Lisa: Where we live now is on 6 six acres, surrounded by a 766-acre nature preserve on three sides. We were thinking of selling the land, but instead we decided to sell our old farmhouse and our giant barn, which was our woodworking shop. Shelter Institute, which is a timber frame company and a school, is close to where we live. Before we moved here, Joe really wanted to take their 2-week course on timber framing. So he took that course one winter, and in the class, they built a 24-by-24-foot frame. They sold us two frames, we put them together, and that’s what we made the shop out of. Then we cut the frame for the house ourselves. It took us three years to build a 1,200-square-foot house. It’s such a beautiful house. It’s perfectly sized. Joe made all the built-in shelves and almost all the furniture in the house. And then, whenever the Shelter Institute guys had a class – before Covid hit – they would bring the students here, because our shop is timber frame, our house is timber frame, we have a big woodshed that’s timber frame – so they bring everyone here and show them around.

It seems as if many of the aspects of your life and work are connected. True?

Lisa: Everything that we have for work – it’s very functional. We have an outside wood boiler that heats all our buildings, so we have to process that wood every year. We have solar panels on the roof of the shop. I grow a ton of vegetables. We have a greenhouse and a hoop house and all these raised beds. We could probably just go to the store and buy the food or heat the house with oil, but we choose not to do that. We’re trying to live as much off the grid as we can.

Raised beds
Lisa grows vegetables in raised beds between the house and shop. In the background, the wood boiler and its supply of firewood.

Joe: We heat the shop, the office, the house, a greenhouse, and domestic hot water in two buildings with the wood boiler. If we had heated with oil, it would have cost $10,000 this year. A lot of what goes into the wood boiler is throw-off from the sawmill, so that works out real well. If we’re not sawing, we’re splitting firewood or stacking firewood or making something for the steeple company. And if we’re not doing those things, we’re up north flyfishing.

Flyfishing?

Joe: I learned to flyfish when I was 10. That’s part of the reason I wanted to come to Maine. I taught Lisa, and we taught all the kids. I tie my own flies. I build my own rods. I haven’t figured out how to build a reel, yet.

Lisa: As soon as May hits, we go on short trips. We go up to Baxter State Park or up to the AMC lands in the 100-Mile Wilderness. We’ve been fishing there for a really long time, and it’s always nice to just go back and see it in all different weather and seasons. It’s all native brook trout and salmon. We hardly ever fish anywhere where the fish are stocked. We try to go off the beaten path. We also spend a lot of time in the Schmid Preserve, behind our house, mainly working on the trails there, which are open to the public. I’m the chairman of the advisory committee that manages it. It’s such an amazing property. It’s the largest contiguous tract of land in the Mid-Coast area. We just started an endowment for it, and we’re working on raising money for long term management of the land.

So, what’s the secret to working together so successfully?

Joe: The trick is knowing who’s in charge – and it’s not me! There’s also a lot of cross over. For instance, with the mill, we both can do a number of different things, so if somebody gets tired of one thing, we’ll switch. And we can do that without giving much up in the way of production.
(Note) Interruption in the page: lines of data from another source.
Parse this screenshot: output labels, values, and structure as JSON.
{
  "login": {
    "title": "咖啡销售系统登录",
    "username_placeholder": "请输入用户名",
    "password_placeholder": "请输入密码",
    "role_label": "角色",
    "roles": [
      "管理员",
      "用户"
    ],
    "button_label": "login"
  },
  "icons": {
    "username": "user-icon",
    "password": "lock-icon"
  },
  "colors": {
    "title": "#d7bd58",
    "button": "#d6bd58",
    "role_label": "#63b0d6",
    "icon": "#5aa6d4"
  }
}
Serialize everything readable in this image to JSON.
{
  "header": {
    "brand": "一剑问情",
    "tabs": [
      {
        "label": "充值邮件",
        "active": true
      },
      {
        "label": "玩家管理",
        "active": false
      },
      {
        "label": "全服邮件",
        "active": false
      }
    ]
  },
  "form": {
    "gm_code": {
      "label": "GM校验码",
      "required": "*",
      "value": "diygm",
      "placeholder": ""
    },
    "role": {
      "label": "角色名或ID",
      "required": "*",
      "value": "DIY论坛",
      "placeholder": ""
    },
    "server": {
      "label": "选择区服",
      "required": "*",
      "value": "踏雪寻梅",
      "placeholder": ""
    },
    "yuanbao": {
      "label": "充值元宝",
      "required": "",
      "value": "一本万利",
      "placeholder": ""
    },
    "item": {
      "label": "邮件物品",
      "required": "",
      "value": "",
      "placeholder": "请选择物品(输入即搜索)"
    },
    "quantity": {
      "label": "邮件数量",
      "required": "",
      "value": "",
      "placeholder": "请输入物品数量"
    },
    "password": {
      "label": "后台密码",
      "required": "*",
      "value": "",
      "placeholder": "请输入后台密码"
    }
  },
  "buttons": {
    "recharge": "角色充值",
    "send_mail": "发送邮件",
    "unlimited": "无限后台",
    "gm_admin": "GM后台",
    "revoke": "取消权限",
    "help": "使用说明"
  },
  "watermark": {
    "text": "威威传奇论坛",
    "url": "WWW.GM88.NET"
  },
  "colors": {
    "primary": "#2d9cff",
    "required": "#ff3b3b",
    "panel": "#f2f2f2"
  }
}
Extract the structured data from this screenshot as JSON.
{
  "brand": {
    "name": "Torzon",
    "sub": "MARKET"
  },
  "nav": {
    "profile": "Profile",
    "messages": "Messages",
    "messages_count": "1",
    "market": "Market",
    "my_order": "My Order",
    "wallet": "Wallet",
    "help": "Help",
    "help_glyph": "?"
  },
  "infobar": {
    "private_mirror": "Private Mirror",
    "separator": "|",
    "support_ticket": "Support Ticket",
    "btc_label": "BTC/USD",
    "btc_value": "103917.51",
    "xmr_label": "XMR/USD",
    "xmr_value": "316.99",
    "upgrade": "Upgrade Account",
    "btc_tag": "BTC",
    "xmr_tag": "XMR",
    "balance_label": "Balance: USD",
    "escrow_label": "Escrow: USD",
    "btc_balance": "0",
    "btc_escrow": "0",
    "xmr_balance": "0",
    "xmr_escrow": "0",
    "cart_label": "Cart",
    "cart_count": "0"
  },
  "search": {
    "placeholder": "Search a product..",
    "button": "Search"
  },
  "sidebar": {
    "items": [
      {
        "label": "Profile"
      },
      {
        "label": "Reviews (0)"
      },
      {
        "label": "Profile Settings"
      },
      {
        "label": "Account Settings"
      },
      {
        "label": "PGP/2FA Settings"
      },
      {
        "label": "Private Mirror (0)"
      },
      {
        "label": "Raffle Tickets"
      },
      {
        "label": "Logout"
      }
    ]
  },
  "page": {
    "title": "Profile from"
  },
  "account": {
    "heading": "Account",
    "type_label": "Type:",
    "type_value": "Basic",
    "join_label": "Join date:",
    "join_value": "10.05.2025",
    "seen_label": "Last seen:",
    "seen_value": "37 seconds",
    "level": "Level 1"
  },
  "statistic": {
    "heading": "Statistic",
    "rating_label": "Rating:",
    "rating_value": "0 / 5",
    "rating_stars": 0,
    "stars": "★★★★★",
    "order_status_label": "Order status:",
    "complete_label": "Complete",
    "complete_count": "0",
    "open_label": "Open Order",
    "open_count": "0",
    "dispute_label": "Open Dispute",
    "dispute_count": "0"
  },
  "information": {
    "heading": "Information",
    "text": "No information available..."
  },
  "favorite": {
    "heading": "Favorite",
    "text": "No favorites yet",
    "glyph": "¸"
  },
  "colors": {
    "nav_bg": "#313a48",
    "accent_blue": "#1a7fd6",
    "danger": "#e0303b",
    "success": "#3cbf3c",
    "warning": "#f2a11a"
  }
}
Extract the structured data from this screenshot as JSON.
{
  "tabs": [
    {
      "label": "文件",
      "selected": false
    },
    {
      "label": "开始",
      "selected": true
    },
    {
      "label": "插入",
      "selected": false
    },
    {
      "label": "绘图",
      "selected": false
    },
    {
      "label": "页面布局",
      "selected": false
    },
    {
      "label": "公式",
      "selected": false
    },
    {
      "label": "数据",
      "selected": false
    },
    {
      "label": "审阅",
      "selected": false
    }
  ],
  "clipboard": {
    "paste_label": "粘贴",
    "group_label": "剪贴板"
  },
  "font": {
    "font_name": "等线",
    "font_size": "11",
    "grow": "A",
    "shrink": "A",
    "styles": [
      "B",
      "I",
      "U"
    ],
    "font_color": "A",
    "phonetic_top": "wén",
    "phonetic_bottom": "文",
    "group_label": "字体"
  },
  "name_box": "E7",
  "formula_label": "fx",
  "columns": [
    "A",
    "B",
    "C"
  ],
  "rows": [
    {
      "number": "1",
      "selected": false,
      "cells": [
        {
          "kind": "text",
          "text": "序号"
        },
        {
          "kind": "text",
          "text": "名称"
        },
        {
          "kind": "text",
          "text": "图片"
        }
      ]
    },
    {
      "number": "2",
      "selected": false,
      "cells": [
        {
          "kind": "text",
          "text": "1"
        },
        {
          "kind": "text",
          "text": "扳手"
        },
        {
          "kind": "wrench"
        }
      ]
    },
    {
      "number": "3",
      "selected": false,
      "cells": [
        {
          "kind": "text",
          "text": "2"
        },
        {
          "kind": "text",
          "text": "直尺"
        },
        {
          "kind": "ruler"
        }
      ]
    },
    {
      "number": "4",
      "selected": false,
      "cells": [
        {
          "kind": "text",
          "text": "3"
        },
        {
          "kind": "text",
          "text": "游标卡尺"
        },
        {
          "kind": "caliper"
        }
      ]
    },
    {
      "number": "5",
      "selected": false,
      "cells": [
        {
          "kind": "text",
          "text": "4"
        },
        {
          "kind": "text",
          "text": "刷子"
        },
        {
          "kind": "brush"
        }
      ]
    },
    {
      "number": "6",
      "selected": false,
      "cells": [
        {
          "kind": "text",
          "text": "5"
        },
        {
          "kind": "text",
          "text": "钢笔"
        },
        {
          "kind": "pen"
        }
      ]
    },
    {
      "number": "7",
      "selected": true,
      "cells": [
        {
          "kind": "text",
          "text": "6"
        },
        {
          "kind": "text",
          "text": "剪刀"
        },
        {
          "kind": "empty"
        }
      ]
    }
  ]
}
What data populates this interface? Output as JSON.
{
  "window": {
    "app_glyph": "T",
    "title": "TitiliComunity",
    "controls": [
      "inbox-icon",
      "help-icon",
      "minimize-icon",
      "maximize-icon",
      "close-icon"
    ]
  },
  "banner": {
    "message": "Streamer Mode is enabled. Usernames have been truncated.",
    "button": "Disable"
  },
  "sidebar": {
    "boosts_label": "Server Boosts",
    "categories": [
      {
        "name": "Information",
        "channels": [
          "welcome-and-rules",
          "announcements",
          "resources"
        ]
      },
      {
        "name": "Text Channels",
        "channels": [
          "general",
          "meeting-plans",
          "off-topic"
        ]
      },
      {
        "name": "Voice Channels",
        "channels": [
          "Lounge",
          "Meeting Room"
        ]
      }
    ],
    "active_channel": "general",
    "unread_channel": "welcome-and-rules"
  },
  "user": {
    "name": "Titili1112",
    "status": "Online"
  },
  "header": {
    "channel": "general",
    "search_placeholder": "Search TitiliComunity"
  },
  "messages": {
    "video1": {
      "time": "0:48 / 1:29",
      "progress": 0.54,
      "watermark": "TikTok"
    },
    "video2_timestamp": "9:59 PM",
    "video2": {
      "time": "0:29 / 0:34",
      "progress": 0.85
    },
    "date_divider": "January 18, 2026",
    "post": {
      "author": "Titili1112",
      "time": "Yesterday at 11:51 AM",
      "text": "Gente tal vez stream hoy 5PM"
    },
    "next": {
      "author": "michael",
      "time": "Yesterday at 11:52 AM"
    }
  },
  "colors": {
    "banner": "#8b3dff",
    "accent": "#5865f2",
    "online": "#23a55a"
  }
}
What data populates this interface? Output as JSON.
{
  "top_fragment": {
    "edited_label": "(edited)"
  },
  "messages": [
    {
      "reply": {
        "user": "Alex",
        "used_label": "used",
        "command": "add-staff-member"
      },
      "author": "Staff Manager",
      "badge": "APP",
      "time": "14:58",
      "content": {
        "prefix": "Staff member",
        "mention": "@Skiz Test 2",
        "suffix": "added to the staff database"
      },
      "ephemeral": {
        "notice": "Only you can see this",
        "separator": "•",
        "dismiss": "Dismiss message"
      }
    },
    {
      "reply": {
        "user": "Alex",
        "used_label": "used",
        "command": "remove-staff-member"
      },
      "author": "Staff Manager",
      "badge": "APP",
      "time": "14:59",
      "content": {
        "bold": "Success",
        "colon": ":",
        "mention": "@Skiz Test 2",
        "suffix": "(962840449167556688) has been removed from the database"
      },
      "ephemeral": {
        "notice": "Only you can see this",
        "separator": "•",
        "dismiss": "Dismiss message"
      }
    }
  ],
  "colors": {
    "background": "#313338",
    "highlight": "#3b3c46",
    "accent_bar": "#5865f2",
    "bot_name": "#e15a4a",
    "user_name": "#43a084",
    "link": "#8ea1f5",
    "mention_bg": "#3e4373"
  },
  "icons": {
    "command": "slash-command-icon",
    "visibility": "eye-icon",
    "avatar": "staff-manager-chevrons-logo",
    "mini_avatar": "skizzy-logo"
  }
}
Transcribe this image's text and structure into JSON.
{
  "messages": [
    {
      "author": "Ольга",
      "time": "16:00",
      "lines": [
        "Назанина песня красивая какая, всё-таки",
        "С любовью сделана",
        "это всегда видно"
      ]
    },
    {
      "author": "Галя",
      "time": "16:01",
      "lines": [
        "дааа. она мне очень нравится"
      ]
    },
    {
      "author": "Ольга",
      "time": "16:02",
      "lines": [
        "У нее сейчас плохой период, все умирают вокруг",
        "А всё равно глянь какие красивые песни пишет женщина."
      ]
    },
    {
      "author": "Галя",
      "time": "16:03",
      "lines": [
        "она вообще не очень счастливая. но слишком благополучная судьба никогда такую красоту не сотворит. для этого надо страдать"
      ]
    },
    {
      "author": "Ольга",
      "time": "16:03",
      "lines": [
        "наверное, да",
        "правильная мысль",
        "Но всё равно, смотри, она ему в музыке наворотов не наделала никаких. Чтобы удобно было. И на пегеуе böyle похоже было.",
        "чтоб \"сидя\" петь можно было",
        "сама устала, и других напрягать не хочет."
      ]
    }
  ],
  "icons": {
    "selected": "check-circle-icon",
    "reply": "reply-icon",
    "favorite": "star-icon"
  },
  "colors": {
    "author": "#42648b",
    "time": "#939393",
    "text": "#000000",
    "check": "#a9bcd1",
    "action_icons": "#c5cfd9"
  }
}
Lisa: Our birthday is on the same day. I don’t know if that really has anything to do with it, but we’re just very like-minded. It’s not like we haven’t had our ups and downs, but we’ve always had a pretty good division of labor. Joe does one thing, and I do the other. And Joe is a very good teacher if it’s something that he loves and that he’s good at. He’s taught me a lot. He’s very patient. And he also has been very willing to let me do it. A lot of people – a lot of men, especially – would be like, “Nah, you can’t do that.” I’m the type of person who likes to take on challenges. I’ve always worked in fields where there have been a lot of men. I don’t know if it’s because I’m so short or because I have such a big mouth, but I always force my way in and think, “I can do that, too.”